3. I'd now like to summarize Albertz's views on the Deuteronomic reform movement, which he places in the seventh century B.C.E. Assyria had just weakened, and there was an opportunity for the nation to unite, without being stressed out a great deal by the threat of foreign invasion. According to Albertz, the Deuteronomic reform movement consisted of a variety of groups. There was the am ha-aretz, a group of landowners who didn't care for the "destructive upper class of the capital" and sought to "prevent struggles for power between rival court parties of the kind that had shattered the northern kingdom in its last years" (page 201). They also supported a limited monarchy. There were the Jerusalem priests, who liked the Deuteronomic idea of all of the sacrifices going to Jerusalem; the Davidic monarchy too had long been an advocate for the importance of Zion, which the Deuteronomic reform movement was acknowledging. There were prophets, who condemned syncretism and injustice. And there were people fleeing from the North, who brought with them some of their Northern (or, more accurately, Hosean) ideas about limited monarchy, devotion to one God, and anti-syncretism. The Deuteronomic reform movement was an attempt to unite all of these groups, and it succeeded---at least temporarily---because of the influential people supporting it.
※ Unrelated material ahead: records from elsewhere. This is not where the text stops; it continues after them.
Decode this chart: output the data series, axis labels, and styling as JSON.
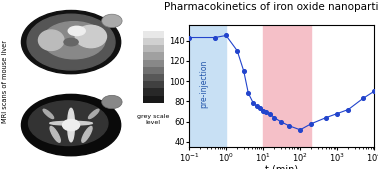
{
  "title": "Pharmacokinetics of iron oxide nanoparticles",
  "xlabel": "t (min)",
  "xlim_log": [
    -1,
    4
  ],
  "ylim": [
    35,
    155
  ],
  "yticks": [
    40,
    60,
    80,
    100,
    120,
    140
  ],
  "preinjection_xspan": [
    0.1,
    1.0
  ],
  "pink_xspan": [
    10,
    200
  ],
  "preinjection_color": "#c8e0f4",
  "pink_color": "#f5c0c8",
  "line_color": "#2244cc",
  "dot_color": "#2244cc",
  "data_x": [
    0.1,
    0.5,
    1.0,
    2.0,
    3.0,
    4.0,
    5.5,
    7.0,
    8.5,
    10.0,
    12.0,
    15.0,
    20.0,
    30.0,
    50.0,
    100.0,
    200.0,
    500.0,
    1000.0,
    2000.0,
    5000.0,
    10000.0
  ],
  "data_y": [
    143,
    143,
    145,
    130,
    110,
    88,
    78,
    75,
    73,
    71,
    70,
    68,
    64,
    60,
    56,
    52,
    58,
    64,
    68,
    72,
    83,
    90
  ],
  "preinjection_label": "pre-injection",
  "grey_scale_colors": [
    "#e8e8e8",
    "#d0d0d0",
    "#b8b8b8",
    "#a0a0a0",
    "#888888",
    "#707070",
    "#585858",
    "#404040",
    "#282828",
    "#181818"
  ],
  "grey_scale_label": "grey scale\nlevel",
  "title_fontsize": 7.5,
  "axis_fontsize": 7,
  "tick_fontsize": 6,
  "mri_top_bg": "#aac8e0",
  "mri_bot_bg": "#eeb0bc",
  "side_label": "MRI scans of mouse liver",
  "fig_bg": "#ffffff"
}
But, according to Albertz, Josiah's untimely death, his successor's disregard of the am ha-aretz's wishes when he submitted himself to Egypt, the aristocracy's resumption of the oppressive practices that had long worked well for them, and the priests' emphasis on the "Zion" part of the Deuteronomic reform to the exclusion of its other elements (i.e., righteousness) led to the fragmentation and the collapse of the Deuteronomic reform movement.